Des premiers accords de branche
ont été conclus ou sont en voie de
l'être, une vingtaine sont en négociation :
ce mouvement doit et va s'accélérer."
Au même moment, Safran, spécialiste
de l'aéronautique, de l'espace, de
la défense et de la sécurité, annonce
avoir signé un accord sur le contrat de
génération avec trois syndicats : FO,
la CFDT et la CFE-CGC. L'accord de
Safran porte sur une durée de trois ans
et a nécessité six réunions, soit six mois
de discussions. Il stipule qu'une “attention
particulière" est portée à l'accès des
salariés âgés aux dispositifs de formation
professionnelle. Pour atteindre cet
objectif, les parties signataires veilleront
à la représentation équilibrée des salariés
de 50 ans et plus dans le nombre total
de salariés formés. “Ce dispositif est important,
car beaucoup de salariés seniors
finissent leur carrière sur leurs machines,
sur les sites de fabrication et de production.
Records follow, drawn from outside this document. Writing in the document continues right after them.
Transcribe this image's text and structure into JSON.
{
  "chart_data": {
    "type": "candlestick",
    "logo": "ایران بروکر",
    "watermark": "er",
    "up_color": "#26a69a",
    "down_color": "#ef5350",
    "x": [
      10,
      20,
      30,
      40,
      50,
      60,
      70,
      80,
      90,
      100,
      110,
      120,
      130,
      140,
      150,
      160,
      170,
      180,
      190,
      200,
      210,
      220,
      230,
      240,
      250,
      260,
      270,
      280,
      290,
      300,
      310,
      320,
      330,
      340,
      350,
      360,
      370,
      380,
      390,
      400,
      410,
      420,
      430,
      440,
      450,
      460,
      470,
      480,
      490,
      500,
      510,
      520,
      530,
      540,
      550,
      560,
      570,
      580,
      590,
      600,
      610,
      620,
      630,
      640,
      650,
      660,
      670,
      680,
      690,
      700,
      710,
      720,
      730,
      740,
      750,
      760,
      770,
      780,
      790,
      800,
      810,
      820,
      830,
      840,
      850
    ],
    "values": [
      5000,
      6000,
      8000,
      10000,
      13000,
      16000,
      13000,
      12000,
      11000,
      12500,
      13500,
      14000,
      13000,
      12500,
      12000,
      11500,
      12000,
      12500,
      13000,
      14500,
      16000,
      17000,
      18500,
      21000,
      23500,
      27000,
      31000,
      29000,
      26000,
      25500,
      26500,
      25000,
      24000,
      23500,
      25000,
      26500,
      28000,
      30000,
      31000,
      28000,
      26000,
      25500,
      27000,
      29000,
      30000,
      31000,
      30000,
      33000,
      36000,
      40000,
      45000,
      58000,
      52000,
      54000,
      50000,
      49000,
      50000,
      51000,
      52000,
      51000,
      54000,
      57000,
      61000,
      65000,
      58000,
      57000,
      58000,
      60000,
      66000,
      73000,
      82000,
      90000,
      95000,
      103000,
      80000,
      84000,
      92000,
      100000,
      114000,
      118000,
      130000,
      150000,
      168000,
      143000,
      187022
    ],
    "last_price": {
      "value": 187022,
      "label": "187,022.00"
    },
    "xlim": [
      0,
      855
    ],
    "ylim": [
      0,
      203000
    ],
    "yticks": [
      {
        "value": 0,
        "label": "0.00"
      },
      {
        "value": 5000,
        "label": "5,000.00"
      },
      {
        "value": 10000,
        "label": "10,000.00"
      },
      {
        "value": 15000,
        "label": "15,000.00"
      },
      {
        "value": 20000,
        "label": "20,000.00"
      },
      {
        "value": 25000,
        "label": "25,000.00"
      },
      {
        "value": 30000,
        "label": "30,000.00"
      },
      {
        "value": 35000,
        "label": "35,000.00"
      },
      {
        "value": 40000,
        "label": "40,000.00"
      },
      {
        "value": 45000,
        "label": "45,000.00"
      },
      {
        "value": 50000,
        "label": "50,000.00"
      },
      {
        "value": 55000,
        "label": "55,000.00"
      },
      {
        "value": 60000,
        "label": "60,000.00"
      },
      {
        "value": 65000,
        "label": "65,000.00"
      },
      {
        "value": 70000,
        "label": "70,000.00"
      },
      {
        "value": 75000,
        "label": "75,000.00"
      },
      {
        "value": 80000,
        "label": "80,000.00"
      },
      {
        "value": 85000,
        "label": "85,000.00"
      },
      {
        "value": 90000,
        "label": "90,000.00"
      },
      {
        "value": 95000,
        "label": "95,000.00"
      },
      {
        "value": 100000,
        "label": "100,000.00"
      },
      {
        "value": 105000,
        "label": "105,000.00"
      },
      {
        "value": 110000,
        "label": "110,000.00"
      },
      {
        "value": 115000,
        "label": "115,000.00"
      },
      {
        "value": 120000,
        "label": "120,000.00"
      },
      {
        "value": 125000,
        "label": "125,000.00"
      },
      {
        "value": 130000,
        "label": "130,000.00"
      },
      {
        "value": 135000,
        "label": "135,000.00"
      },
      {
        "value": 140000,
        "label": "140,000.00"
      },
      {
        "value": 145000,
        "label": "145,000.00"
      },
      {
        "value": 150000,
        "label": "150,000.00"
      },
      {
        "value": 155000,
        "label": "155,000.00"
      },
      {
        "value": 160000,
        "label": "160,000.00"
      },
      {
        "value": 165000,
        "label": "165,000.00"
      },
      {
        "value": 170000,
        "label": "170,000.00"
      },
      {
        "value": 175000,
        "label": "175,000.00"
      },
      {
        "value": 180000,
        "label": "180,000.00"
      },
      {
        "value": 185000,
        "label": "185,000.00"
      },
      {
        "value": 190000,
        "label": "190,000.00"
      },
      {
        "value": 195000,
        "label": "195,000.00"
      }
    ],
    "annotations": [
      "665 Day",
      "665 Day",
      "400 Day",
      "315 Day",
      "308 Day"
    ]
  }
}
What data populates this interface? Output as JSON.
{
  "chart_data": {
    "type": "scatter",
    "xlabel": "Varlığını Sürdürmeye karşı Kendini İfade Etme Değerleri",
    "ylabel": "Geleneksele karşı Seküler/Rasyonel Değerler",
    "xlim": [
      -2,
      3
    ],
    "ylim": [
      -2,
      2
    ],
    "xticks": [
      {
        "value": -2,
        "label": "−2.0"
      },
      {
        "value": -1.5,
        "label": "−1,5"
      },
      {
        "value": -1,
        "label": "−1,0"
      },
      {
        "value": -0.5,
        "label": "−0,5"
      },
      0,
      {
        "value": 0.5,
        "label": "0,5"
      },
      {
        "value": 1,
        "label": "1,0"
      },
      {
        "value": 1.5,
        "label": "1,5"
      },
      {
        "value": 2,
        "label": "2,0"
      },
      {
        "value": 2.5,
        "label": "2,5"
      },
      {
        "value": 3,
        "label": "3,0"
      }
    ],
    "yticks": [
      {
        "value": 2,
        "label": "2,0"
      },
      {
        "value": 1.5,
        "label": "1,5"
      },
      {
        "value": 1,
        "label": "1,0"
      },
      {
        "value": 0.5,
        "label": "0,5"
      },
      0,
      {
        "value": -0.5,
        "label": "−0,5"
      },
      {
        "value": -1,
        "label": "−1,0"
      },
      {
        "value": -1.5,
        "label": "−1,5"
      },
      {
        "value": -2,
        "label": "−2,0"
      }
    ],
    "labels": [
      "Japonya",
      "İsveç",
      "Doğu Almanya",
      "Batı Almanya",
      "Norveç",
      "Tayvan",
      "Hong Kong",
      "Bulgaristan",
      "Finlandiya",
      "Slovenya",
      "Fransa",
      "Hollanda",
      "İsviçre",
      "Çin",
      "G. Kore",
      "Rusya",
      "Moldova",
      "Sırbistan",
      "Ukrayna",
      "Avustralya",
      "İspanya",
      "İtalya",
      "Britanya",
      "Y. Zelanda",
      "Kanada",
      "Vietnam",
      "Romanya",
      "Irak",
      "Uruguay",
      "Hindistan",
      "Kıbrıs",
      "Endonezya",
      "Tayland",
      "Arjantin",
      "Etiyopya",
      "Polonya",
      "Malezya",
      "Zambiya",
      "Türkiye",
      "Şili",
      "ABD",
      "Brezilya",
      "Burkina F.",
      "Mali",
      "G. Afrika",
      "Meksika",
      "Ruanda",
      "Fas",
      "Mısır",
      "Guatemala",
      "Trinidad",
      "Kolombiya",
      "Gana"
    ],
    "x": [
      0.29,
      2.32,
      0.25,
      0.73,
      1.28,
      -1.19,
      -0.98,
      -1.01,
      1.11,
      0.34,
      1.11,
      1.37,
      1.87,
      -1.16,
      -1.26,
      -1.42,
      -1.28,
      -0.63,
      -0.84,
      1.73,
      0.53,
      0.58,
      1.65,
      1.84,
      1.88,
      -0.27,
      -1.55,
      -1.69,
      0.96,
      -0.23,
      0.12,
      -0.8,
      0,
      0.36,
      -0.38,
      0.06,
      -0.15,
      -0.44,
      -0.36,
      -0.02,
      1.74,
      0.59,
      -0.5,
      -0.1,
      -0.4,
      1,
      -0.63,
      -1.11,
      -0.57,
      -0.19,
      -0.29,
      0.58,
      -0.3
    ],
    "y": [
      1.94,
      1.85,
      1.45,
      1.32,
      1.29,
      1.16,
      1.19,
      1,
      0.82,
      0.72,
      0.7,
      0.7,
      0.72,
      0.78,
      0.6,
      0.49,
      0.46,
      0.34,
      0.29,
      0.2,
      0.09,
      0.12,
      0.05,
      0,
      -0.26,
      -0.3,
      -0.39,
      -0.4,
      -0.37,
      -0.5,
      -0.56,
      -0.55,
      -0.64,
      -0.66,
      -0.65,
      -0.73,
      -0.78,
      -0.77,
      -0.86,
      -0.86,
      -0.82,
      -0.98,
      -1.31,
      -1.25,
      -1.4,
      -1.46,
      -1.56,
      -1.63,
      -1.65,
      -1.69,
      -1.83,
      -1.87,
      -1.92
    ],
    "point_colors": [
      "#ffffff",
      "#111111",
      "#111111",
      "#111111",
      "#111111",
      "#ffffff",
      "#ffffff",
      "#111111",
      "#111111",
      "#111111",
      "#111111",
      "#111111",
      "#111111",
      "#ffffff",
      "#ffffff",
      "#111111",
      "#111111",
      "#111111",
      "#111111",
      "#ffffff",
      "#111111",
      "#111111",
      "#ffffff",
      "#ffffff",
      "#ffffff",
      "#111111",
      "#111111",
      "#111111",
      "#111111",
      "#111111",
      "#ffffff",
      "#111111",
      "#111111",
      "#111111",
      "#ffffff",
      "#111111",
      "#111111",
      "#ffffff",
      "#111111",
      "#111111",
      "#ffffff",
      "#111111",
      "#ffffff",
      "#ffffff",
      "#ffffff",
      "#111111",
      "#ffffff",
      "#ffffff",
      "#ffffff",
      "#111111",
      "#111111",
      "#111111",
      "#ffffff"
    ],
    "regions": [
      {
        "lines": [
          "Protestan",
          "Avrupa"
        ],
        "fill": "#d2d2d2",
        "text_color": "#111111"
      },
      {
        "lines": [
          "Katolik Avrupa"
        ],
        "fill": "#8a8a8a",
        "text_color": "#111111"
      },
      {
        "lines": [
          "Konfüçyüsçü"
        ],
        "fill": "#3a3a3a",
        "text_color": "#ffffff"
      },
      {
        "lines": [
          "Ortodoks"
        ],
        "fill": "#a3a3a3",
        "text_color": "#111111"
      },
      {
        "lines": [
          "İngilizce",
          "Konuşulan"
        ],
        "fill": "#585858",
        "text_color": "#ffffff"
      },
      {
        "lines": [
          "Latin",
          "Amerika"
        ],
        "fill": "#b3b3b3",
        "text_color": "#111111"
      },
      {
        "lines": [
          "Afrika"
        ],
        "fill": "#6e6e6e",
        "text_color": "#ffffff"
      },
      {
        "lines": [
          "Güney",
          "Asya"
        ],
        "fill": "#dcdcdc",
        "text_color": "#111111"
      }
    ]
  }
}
Ces engagements leur permettront
de progresser dans leur travail", explique
Daniel Barberot, du syndicat FO. Les
jeunes ne sont bien sûr pas oubliés,
l'accord précisant que, “considérant que
la formation professionnelle est un levier
majeur dans l'accompagnement du développement
professionnel des salariés, et en
particulier des jeunes, les parties entendent
renforcer et organiser au mieux les dispositifs
de formation professionnelle existants".
“Parcours partagés d'apprentissage"
Le groupe, qui emploie 62 500 personnes
sur tous les continents, revendique
une politique volontariste en
faveur de l'apprentissage et des contrats
de professionnalisation, avec l'objectif
d'accueillir au minimum 4 % d'alternants
par an dans le groupe en France.
Il compte aujourd'hui 3 500 personnes
en alternance.
L'entreprise déploie des “parcours
partagés d'apprentissage" afin de
permettre à l'apprenti de commencer
sa formation au sein d'une
société de Safran et de la poursuivre,
“si possible", dans une PME
sous-traitante. “Nous n'avons pas
voulu bloquer les négociations sur
ce point, mais il est clair qu'une telle
mesure arrange le patronat, explique
Daniel Barberot. Les sous-traitants
du groupe ont du mal à recruter et
à former. C'est donc Safran qui s'en
occupe et au final, le jeune aura
moins de chances d'être embauché
en interne que chez un sous-traitant
aux niveaux de salaires plus bas.
Cela reste malgré tout une manière
de lui mettre le pied à l'étrier."
Le groupe aux 13,6 milliards d'euros
de chiffre d'affaires entend également
développer l'accueil d'étudiants-
chercheurs et concourir à
leur formation. Par conséquent,
Safran veillera à augmenter le nombre
de thèses proposées aux étudiants. Les
signataires indiquent souhaiter que Safran
poursuive la construction de “liens
privilégiés" avec les centres de formation,
les écoles et les Universités répondant à
ses activités.
“Les contrats de génération insistent sur
la notion de tutorat, explique Daniel
Barberot. Nous aurions voulu une prime
pour les tuteurs, mais nous ne l'avons pas
obtenue." L'accord ne parle que d'une
“reconnaissance salariale" − “ce qui veut
tout et rien dire".
Handicap et pénibilité
Un volet de l'accord concerne également
le handicap : les parties soulignent
l'importance de contribuer
à la formation professionnelle des
personnes handicapées.
Les sociétés du groupe
veilleront à “mettre en œuvre les moyens
permettant d'accueillir" les jeunes et les
salariés âgés en situation de handicap
dans les meilleures conditions. À cet
égard, un accord en faveur de l'emploi
des personnes handicapées dans le
groupe Safran a été signé en 2012. Cet
accord vise à développer une politique
active en termes d'embauche, de formation
et de maintien dans l'emploi
des personnes handicapées.
De plus, certains dispositifs de l'accord
à destination des seniors sont plus généreux
à l'égard des personnes handicapées.
C'est le cas du dispositif prévoyant une
cessation anticipée d'activité du salarié
ou un passage à un temps partiel aidé, au
moment où la retraite est proche.
“Ces mesures représentent des avancées
importantes sur le volet de la pénibilité,
reprend Daniel Barberot. Une vraie différence
est faite entre les personnes qui travaillent
en 2 x 8 et en 3 x 8. Auparavant,
cela ne constituait qu'un facteur aggravant.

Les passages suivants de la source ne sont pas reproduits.